No matter what his reasons, they are his reasons for not discussing this (if there is a “this”) with you so just let it go.

I have a friend who was pissed her boss/friend didn’t tell her she was gay. I said, “why would she?” and my friend thought that just because they were friends she was somehow entitled to know who her boss/friend chose to have sex with. I totally don’t get it.

It’s none of your business.

If he was comfortable talking about his sexual orientation he’d already be doing it. If you force the issue, you’re doing it for your sake not his.

No, it’s none of your business. If he felt comfortable telling anyone, he would have done so by now, and he probably wouldn’t appreciate a nosy nephew poking around in his private life.

Considering the era he grew up in, maybe he just doesn’t feel comfortable coming out. Leave it up to him.

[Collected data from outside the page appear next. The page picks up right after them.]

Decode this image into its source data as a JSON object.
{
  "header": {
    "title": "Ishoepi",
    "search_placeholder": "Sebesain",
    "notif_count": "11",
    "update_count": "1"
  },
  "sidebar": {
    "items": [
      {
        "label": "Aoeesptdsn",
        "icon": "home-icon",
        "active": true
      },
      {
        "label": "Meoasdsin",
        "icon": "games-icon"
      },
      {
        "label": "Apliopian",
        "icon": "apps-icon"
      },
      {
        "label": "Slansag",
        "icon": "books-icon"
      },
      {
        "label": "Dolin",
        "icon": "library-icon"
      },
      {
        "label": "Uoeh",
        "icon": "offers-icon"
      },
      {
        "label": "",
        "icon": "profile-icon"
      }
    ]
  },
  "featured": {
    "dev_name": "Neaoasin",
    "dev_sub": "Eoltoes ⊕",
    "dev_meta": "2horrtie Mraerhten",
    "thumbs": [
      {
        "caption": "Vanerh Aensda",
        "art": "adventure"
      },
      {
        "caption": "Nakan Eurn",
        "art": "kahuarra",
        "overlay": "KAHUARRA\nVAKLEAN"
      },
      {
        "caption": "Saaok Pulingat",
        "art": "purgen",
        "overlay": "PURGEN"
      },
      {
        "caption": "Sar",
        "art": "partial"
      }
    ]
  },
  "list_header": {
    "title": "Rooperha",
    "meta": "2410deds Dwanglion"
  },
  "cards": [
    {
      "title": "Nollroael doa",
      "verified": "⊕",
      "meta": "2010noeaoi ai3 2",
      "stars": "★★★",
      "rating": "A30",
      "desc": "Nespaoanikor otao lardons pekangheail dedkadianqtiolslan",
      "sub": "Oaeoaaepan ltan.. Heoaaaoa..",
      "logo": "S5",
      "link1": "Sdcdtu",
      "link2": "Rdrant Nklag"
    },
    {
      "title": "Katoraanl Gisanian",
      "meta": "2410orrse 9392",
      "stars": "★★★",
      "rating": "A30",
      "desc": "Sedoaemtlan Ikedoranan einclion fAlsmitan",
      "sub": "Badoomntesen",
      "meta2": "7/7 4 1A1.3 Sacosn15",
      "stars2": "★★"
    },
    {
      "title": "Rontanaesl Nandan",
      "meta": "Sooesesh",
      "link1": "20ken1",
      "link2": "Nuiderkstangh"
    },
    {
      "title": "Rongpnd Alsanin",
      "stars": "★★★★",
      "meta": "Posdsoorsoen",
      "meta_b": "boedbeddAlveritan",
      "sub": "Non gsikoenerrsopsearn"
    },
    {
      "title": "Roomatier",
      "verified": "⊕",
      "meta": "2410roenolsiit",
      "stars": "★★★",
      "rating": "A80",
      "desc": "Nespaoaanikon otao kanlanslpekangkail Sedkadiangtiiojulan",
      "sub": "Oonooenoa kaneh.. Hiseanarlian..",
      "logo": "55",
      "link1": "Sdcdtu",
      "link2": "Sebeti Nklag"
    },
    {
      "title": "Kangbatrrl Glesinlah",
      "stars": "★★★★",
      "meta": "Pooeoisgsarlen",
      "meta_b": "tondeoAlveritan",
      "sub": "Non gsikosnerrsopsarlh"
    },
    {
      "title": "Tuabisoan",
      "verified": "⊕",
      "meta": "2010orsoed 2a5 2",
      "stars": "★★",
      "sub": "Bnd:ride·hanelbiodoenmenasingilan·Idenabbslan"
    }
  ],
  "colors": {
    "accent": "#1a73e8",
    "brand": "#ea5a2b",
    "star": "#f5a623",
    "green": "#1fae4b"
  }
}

I’ve dealt with a similar situation, except with someone more closely related. The differences are that it’s a younger person/generation than your uncle, and there are really no outward signs, but I know it for a 99.9+% fact by way of happenstance, and have known for years now.

I struggled with it for a while, wondering if/how I should bring it up, or if I should discuss what I know with someone else similarly close to this person, to see if it’s something everybody knows and doesn’t discuss. But after considerable intermittent contemplation, I’ve pretty much settled on MYOB and that there’s no pressing need to initiate that discussion at all. It would have no impact on me or our relationship, so WTF do I care if they don’t discuss that aspect of their life with me? I don’t discuss every single aspect of my life with them, either.

It’s gotten to the point now where I don’t even think about it. So, yeah, in your case, I’d vote MYOB, particularly because his age makes it matter even less, and might mean he’s more sensitive about it.

PS: When I found out, I immediately recalled a recent conversation we had where, if they were going to bring it up on their own, that would have been a good time. But, nope. So, I also had the benefit of knowing that an indirect approach probably wouldn’t work.

I think the only thing you can do is let it be known to your uncle how supportive you are (I assume!) of gay rights. It doesn’t have to be in any achingly obvious way - just very naturalistically fit it into a conversation. “Hey, did you hear that Ricky Martin came out? Good for him. Can you pass the sports page? So what else is new?”